Пиковая Дама – Червонный Валет - стр. 50
– Сколько с меня? – Алешка сунул для форсу руку в карман, в которой и без того давно уже были зажаты все его деньги.
– А сколько не жаль, паря… Овес нонче в цене. Плюсуй за скорость, чай, не на кляче мерз… Ты знаешь, почем рысак сей? Тут ить ковось я спымаю, по твоей милости? Назад-то порожняком пойду.
– Тогда держи двугривенный и помни мою щедрость. – Кречетов с достоинством бросил в лопатистую ладонь серебряную монетку.
– Да ты не шутишь ли часом? Это ж грабеж! – выкатив от возмущения свои хамовитые оловянные глаза, зыркая то на двугривенный, то на невозмутимого пассажира, задыхаясь от жадности, прохрипел здоровущий детина.
– Радуйся, что я при тебе, дядя. А то ведь знаешь, как бывает: везешь, везешь, глядь – а седачок прыг с саней, шмыг во двор, да в проходные ворота юрк! То-то, мотай на ус.
– Ах ты, сучонок! Блоха на аркане! Я-ть тебе сейчас покажу, сопля ты синяя, «прыг» да «шмыг», скок да поскок! – взревел вконец ошалевший от прыти юнца ямщик. Его тяжелая рука хотела с плеча сгрести Алексея, но… поймала лишь воздух.
Кречетов в мгновение ока слетел с седушки и, подскочив к вороному, что было силы тыкнул его в курящийся паром круп Митиным перочинным ножиком, который по-прежнему, как талисман на счастье, таскал в кармане.
Жеребец, отродясь не ведая таких «цыганских» шпор, взвился на дыбы, черным пламенем разметав гриву, щелкнул зубами по кованым грызлам и, содрогаясь каждым мускулом, бешено швыряя ошметья снега под передок, понес, как вихрь, под гору орущего на него благим матом ямщика.
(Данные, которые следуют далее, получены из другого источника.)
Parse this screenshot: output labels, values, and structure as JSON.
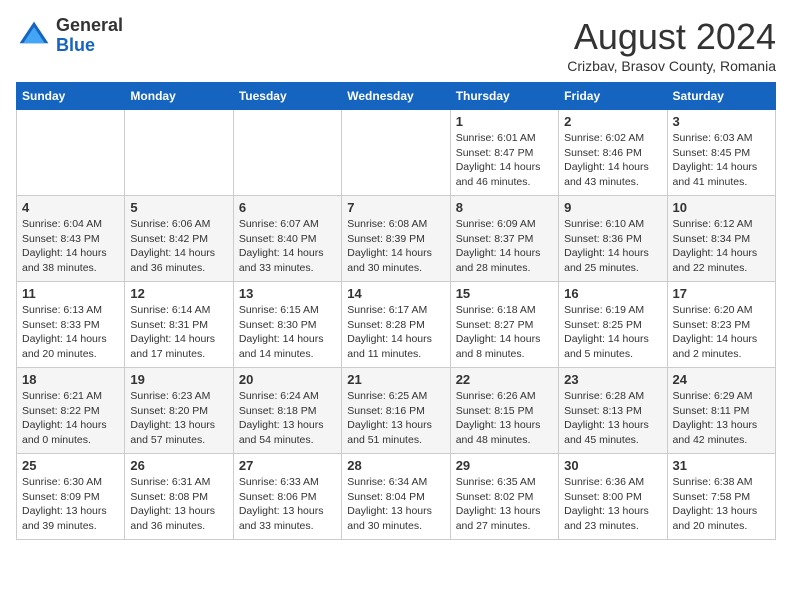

– То-то народ попугает, лихач! – присвистнул вдогон Алексей. – Пошарахается нынче от него и мужик, и баба. Завтра весь берег трещать будет про полоумного ямщика, вот потеха.
Продрогнув до костей, напрасно кутаясь в холодные полы шинели, он поспешил, скользя и спотыкаясь по скрытым снегом неровностям, почти ничего не видя ни под ногами, ни впереди. Зимняя темень сгустилась, похвастать масляными фонарями эта часть города не могла: только двурогий месяц да редкая свечка в оконце – вот и весь свет. Ко всему, как нарочно, повалил густыми, разлапистыми хлопьями снег и сквозь его живую завесу способно было разглядеть разве вытянутую перед собой ладонь. В какой-то момент ему даже стало не по себе – вокруг стояла полная тишина, ни голоса, ни лая собак, безлюдье и белый снег, переходящий в невидимую и неведомую даль. И если б не твердо знать, что ты на улице, то без труда можно представить, что ты был застигнут бураном в степи.
Впереди показался нужный Печной проулок, Кречетов свернул в него, перебрался через сугроб и порысил вдоль заборов, разделенных деревянными домишками и запертыми до утра наглухо воротами. Подслеповатые окна кое-где отсвечивали желто-красными рябинами лампадок. Беззвездная ночь, немота, сон беспробудный, только где-то на задах огородов забрехал сдуру, но быстро умолк сторожевой пес.
Наконец показалась подъездная площадь, а сразу за нею проступила ограда «потешки». Остановившись у деревянного уличного фонаря, запыхавшийся Алексей отдышался, перекрестился, охлопал шинель, задрал голову. То, что это был фонарь для освещения, можно было только догадываться: он освещал лишь собственные стекла, с четырех сторон залепленные сырыми хлопьями снега.
Вдали, на пристани одиннадцать раз ударил колокол. «Бог мой… уже двенадцатый час!.. – У Алешки заныло между зубами. – Ну, брат, будет тебе белка, будет и свисток».